Below is a graph depicting trends in job creation in the private sector. Significantly, the turn around can be attributed primarily to the President's economic recovery act (and to other stimulus measures like aid to the ailing auto industry, increases in unemployment comp., and stimulus to states). However, ongoing state and local budget cuts has meant job losses that have offset much of this new job creation for much of the past year.
That isn't a good thing. Those are people with families. They are our neighbors.
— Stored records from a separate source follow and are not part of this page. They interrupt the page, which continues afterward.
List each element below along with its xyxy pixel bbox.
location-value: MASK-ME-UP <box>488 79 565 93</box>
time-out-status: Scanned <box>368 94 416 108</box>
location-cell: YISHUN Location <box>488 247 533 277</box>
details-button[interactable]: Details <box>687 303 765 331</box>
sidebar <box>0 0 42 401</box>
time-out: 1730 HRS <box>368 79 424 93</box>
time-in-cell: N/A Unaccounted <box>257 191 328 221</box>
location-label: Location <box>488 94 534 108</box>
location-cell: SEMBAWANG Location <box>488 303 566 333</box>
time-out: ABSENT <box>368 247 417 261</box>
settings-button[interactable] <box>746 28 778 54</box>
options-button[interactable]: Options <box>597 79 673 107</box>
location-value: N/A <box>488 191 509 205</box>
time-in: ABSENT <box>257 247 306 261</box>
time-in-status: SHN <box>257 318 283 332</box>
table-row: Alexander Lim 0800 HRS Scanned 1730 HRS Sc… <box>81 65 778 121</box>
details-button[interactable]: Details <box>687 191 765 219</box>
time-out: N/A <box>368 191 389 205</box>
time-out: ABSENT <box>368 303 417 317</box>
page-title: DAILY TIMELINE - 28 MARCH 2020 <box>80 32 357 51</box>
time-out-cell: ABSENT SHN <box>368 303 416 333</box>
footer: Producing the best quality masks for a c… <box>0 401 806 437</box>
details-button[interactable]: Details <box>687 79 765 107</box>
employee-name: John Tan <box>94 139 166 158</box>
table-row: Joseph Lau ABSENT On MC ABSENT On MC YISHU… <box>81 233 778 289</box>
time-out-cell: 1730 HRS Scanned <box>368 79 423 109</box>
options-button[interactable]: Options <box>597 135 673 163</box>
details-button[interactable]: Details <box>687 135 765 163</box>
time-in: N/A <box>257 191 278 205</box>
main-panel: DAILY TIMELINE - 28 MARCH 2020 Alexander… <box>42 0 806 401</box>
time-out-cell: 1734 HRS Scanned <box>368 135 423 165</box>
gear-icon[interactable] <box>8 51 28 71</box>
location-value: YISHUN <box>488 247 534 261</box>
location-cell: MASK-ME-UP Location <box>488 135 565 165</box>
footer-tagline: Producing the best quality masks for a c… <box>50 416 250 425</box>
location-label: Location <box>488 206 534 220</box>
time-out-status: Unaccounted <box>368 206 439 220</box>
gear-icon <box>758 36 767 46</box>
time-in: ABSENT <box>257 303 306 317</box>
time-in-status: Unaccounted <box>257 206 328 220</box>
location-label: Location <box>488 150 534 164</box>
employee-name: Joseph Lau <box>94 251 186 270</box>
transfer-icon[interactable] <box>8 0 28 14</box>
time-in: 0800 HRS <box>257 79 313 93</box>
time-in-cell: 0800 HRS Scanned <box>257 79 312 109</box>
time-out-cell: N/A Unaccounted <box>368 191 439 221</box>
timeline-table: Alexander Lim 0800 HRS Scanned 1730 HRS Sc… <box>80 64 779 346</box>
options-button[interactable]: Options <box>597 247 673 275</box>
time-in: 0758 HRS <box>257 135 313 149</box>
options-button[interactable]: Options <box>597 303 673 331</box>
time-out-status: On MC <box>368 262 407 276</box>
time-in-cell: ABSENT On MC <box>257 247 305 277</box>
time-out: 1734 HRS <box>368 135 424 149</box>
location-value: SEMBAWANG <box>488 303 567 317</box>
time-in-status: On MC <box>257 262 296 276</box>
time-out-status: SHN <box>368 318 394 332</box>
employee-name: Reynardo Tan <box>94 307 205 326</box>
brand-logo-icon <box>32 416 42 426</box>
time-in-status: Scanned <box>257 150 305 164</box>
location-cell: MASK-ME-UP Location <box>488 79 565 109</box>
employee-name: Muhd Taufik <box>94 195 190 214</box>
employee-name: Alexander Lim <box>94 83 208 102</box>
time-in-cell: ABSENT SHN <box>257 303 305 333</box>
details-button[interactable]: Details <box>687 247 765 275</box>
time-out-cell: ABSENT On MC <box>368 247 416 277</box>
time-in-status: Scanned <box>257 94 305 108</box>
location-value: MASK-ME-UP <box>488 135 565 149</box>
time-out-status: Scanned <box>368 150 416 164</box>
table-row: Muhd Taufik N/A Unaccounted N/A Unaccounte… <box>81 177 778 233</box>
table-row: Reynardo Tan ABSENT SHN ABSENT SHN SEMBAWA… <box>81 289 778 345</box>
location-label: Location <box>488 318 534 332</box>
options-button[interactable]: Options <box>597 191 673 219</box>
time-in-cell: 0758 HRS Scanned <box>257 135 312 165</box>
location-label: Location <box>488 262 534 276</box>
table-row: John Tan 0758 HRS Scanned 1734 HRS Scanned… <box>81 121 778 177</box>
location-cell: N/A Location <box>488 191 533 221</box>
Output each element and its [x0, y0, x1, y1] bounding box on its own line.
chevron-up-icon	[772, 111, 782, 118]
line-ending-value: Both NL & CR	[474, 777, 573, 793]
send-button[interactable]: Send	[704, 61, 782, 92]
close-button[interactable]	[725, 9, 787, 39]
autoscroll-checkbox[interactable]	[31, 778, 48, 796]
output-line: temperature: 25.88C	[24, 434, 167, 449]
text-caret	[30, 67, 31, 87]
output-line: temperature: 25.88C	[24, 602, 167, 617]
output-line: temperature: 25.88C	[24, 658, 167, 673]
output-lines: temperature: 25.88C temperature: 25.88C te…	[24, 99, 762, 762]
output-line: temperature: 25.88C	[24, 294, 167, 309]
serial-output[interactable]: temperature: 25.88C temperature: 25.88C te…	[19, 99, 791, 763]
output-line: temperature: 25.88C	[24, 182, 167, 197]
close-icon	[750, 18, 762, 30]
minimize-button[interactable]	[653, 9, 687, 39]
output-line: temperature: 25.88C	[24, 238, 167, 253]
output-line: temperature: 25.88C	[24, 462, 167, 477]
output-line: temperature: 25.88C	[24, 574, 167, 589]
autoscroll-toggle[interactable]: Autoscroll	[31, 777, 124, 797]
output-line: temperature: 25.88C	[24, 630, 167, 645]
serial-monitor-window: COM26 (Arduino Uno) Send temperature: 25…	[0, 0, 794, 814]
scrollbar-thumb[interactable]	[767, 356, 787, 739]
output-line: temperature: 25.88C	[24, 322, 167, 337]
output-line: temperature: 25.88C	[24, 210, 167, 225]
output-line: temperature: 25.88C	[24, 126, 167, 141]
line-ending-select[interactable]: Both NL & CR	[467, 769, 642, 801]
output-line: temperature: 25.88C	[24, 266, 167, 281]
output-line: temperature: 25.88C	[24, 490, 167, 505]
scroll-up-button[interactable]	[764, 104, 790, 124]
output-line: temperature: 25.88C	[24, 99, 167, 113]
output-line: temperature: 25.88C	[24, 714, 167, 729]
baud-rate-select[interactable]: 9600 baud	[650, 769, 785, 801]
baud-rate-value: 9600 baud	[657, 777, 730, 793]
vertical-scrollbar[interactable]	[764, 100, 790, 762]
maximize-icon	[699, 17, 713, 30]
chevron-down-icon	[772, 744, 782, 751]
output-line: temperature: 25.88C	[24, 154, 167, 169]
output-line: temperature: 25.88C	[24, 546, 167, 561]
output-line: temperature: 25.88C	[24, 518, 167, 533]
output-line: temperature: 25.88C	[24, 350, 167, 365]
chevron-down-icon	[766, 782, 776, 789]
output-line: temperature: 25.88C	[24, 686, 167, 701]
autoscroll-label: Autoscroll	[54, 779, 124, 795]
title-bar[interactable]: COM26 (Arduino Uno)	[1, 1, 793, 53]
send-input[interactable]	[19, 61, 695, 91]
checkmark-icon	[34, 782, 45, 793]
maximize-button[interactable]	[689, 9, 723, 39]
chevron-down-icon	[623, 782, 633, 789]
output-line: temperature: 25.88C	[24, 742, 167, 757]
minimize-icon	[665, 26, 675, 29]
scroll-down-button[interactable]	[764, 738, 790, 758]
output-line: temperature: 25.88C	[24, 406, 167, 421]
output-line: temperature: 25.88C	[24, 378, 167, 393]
They pay taxes, shop and the local stores and restaurants, and their work provides essential services we unconsciously rely on everyday.
Some economists have explained the higher unemployment rate for April as resulting from new growth in the labor force and the number of people seeking work.
When looking at graphs like this and Bureau of Labor Statistics numbers it is easy to forget that behind the numbers of individuals and families and children that still need help. It is easy to forget the 6 million or so who are long-term unemployed. It is easy to forget the lost homes and struggling communities.
Republicans in Congress have taken more stimulus off the table and have forced consideration of harmful cuts (including elimination of Medicare and the unemployment insurance program) that will undoubtedly worsen the economic picture.
Two years ago the debate was over how big the stimulus should be and how to design additional helpful programs (like healthcare). Today the big debate is over how much to cut. What a difference two years makes. It clarifies the nature and consequences of the political struggle in the next 18 months as the 2012 elections approach. No time for inaction.